Final answer:
The interval estimate for the difference between the average yearly incomes of marketing managers in the East and West is calculated using a two-sample t-interval formula, incorporating the sample means, standard deviations, sizes, and the t-value from the t-distribution for the given confidence level.
Step-by-step explanation:
To estimate the difference between the average yearly incomes of marketing managers in the East and West of the United States, we can use a two-sample t-interval. To calculate this interval, we need the sample means, sample standard deviations, and sample sizes for each region. The formula for the confidence interval is given by:
(Øx₁ - Øx₂) ± t* √((s₁²/n₁) + (s₂²/n₂))
Where Øx₁ and Øx₂ are the sample means, s₁ and s₂ are the sample standard deviations for the East and West respectively, n₁ and n₂ are the sample sizes, and t* is the t-value from the t-distribution for the desired confidence level and degrees of freedom calculated using the Welch-Satterthwaite equation.
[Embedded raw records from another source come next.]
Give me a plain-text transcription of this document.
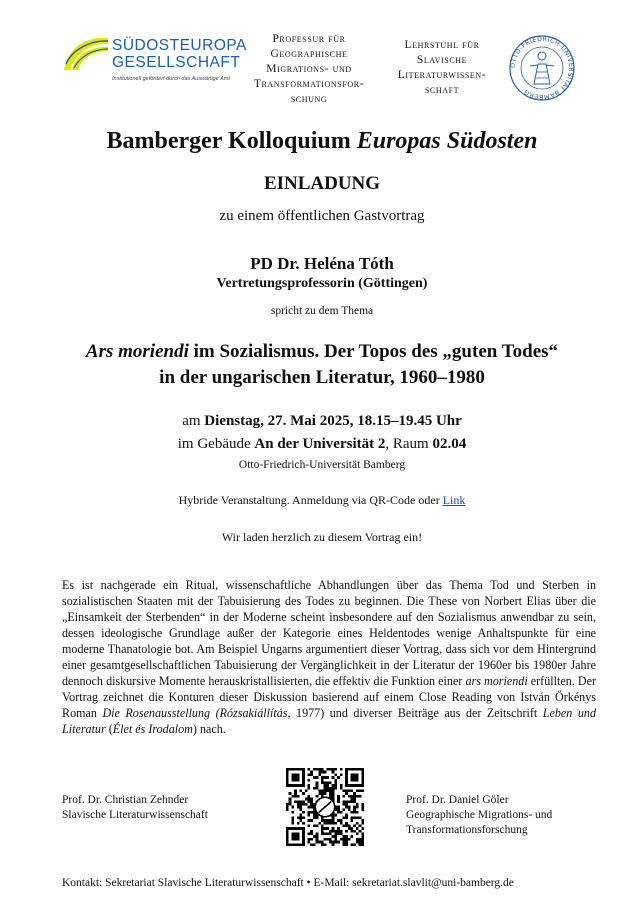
SÜDOSTEUROPA
GESELLSCHAFT
Institutionell gefördert durch das Auswärtige Amt
Professur für
Geographische
Migrations- und
Transformationsfor-
schung
Lehrstuhl für
Slavische
Literaturwissen-
schaft
OTTO-FRIEDRICH-UNIVERSITÄT BAMBERG
Bamberger Kolloquium Europas Südosten
EINLADUNG
zu einem öffentlichen Gastvortrag
PD Dr. Heléna Tóth
Vertretungsprofessorin (Göttingen)
spricht zu dem Thema
Ars moriendi im Sozialismus. Der Topos des „guten Todes“
in der ungarischen Literatur, 1960–1980
am Dienstag, 27. Mai 2025, 18.15–19.45 Uhr
im Gebäude An der Universität 2, Raum 02.04
Otto-Friedrich-Universität Bamberg
Hybride Veranstaltung. Anmeldung via QR-Code oder Link
Wir laden herzlich zu diesem Vortrag ein!
Es ist nachgerade ein Ritual, wissenschaftliche Abhandlungen über das Thema Tod und Sterben in sozialistischen Staaten mit der Tabuisierung des Todes zu beginnen. Die These von Norbert Elias über die „Einsamkeit der Sterbenden“ in der Moderne scheint insbesondere auf den Sozialismus anwendbar zu sein, dessen ideologische Grundlage außer der Kategorie eines Heldentodes wenige Anhaltspunkte für eine moderne Thanatologie bot. Am Beispiel Ungarns argumentiert dieser Vortrag, dass sich vor dem Hintergrund einer gesamtgesellschaftlichen Tabuisierung der Vergänglichkeit in der Literatur der 1960er bis 1980er Jahre dennoch diskursive Momente herauskristallisierten, die effektiv die Funktion einer ars moriendi erfüllten. Der Vortrag zeichnet die Konturen dieser Diskussion basierend auf einem Close Reading von István Örkénys Roman Die Rosenausstellung (Rózsakiállítás, 1977) und diverser Beiträge aus der Zeitschrift Leben und Literatur (Élet és Irodalom) nach.
Prof. Dr. Christian Zehnder
Slavische Literaturwissenschaft
Prof. Dr. Daniel Göler
Geographische Migrations- und
Transformationsforschung
Kontakt: Sekretariat Slavische Literaturwissenschaft • E-Mail: sekretariat.slavlit@uni-bamberg.de
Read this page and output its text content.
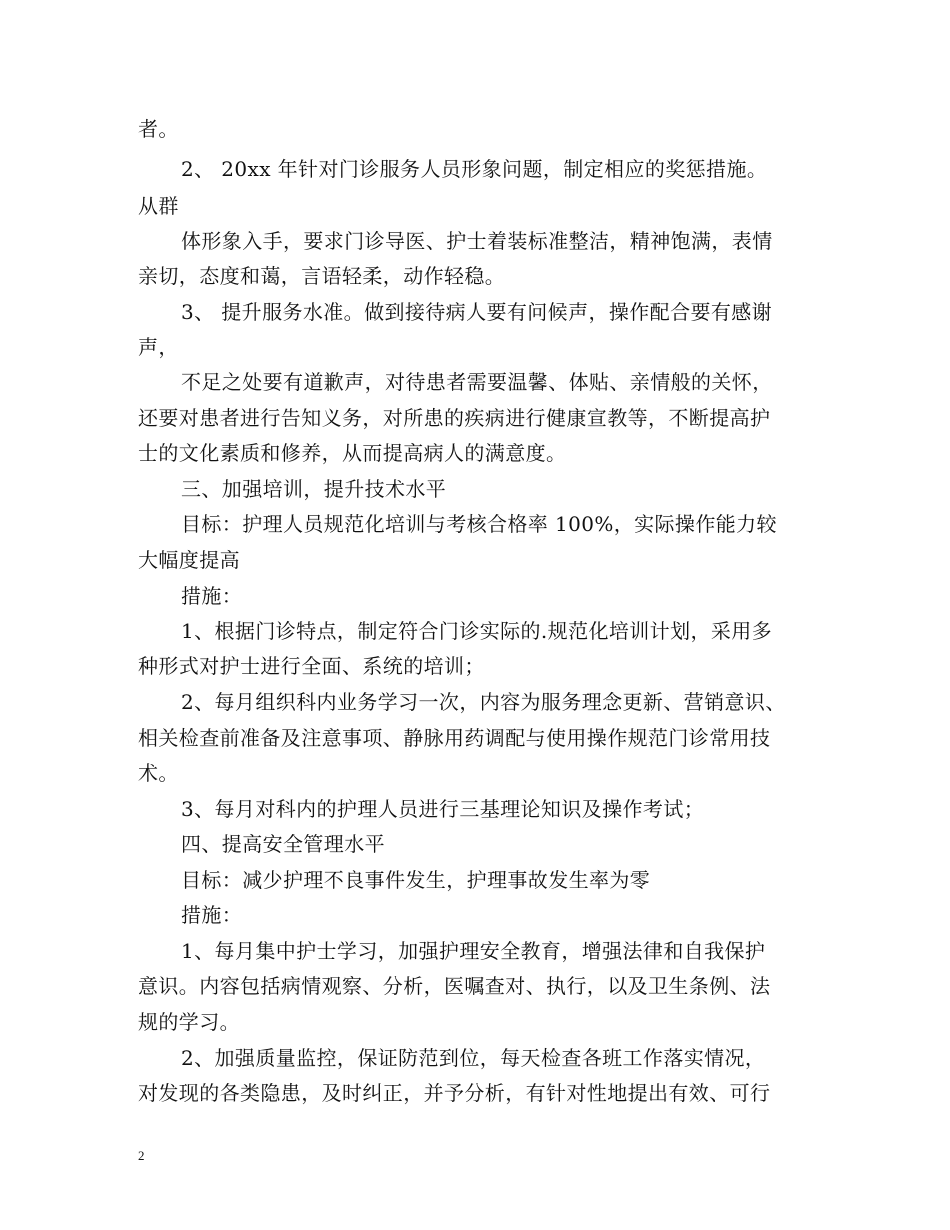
者。
2、 20xx 年针对门诊服务人员形象问题，制定相应的奖惩措施。
从群
体形象入手，要求门诊导医、护士着装标准整洁，精神饱满，表情
亲切，态度和蔼，言语轻柔，动作轻稳。
3、 提升服务水准。做到接待病人要有问候声，操作配合要有感谢
声，
不足之处要有道歉声，对待患者需要温馨、体贴、亲情般的关怀，
还要对患者进行告知义务，对所患的疾病进行健康宣教等，不断提高护
士的文化素质和修养，从而提高病人的满意度。
三、加强培训，提升技术水平
目标：护理人员规范化培训与考核合格率 100%，实际操作能力较
大幅度提高
措施：
1、根据门诊特点，制定符合门诊实际的.规范化培训计划，采用多
种形式对护士进行全面、系统的培训；
2、每月组织科内业务学习一次，内容为服务理念更新、营销意识、
相关检查前准备及注意事项、静脉用药调配与使用操作规范门诊常用技
术。
3、每月对科内的护理人员进行三基理论知识及操作考试；
四、提高安全管理水平
目标：减少护理不良事件发生，护理事故发生率为零
措施：
1、每月集中护士学习，加强护理安全教育，增强法律和自我保护
意识。内容包括病情观察、分析，医嘱查对、执行，以及卫生条例、法
规的学习。
2、加强质量监控，保证防范到位，每天检查各班工作落实情况，
对发现的各类隐患，及时纠正，并予分析，有针对性地提出有效、可行
2
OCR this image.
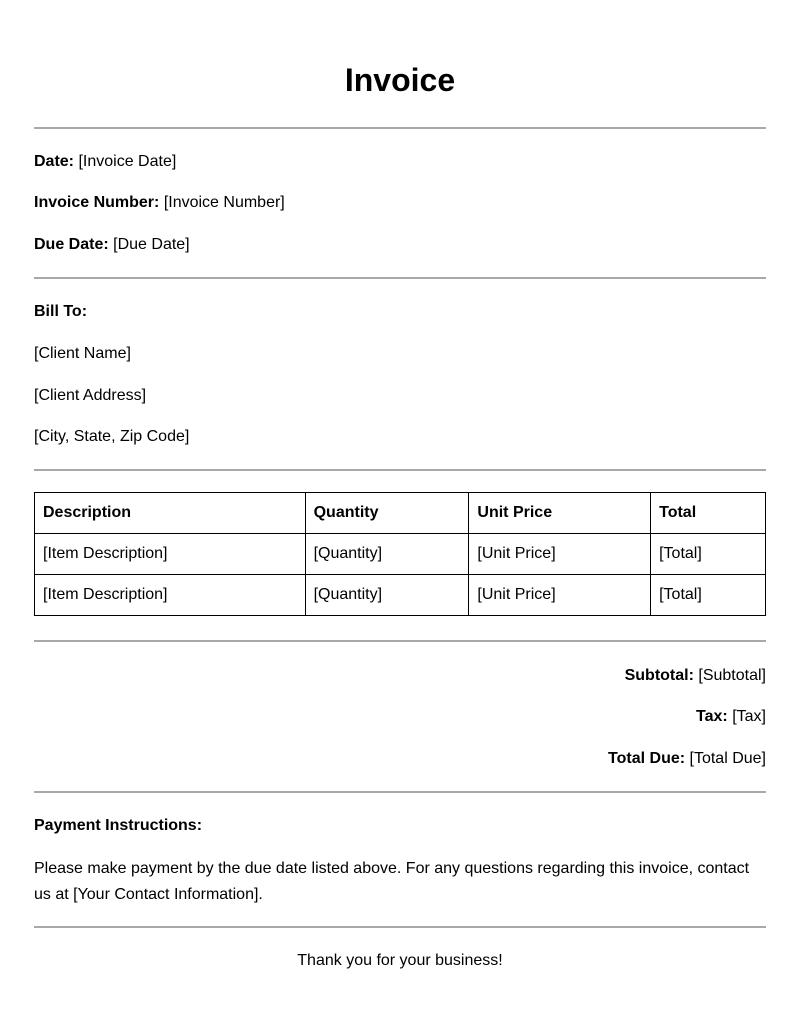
Invoice
Date: [Invoice Date]
Invoice Number: [Invoice Number]
Due Date: [Due Date]
Bill To:
[Client Name]
[Client Address]
[City, State, Zip Code]
Description	Quantity	Unit Price	Total
[Item Description]	[Quantity]	[Unit Price]	[Total]
[Item Description]	[Quantity]	[Unit Price]	[Total]
Subtotal: [Subtotal]
Tax: [Tax]
Total Due: [Total Due]
Payment Instructions:
Please make payment by the due date listed above. For any questions regarding this invoice, contact us at [Your Contact Information].
Thank you for your business!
Using the data provided (East: n₁ = 40, Øx₁ = 72,000, s₁ = 6,000; West: n₂ = 45, Øx₂ = 78,000, s₂ = 8,000), and a confidence level of 95% (a = 0.05), we first calculate the degrees of freedom and the t-value (not provided, usually found in t-distribution tables or using statistical software), then plug these values into the formula to obtain the interval estimate for the difference in average incomes.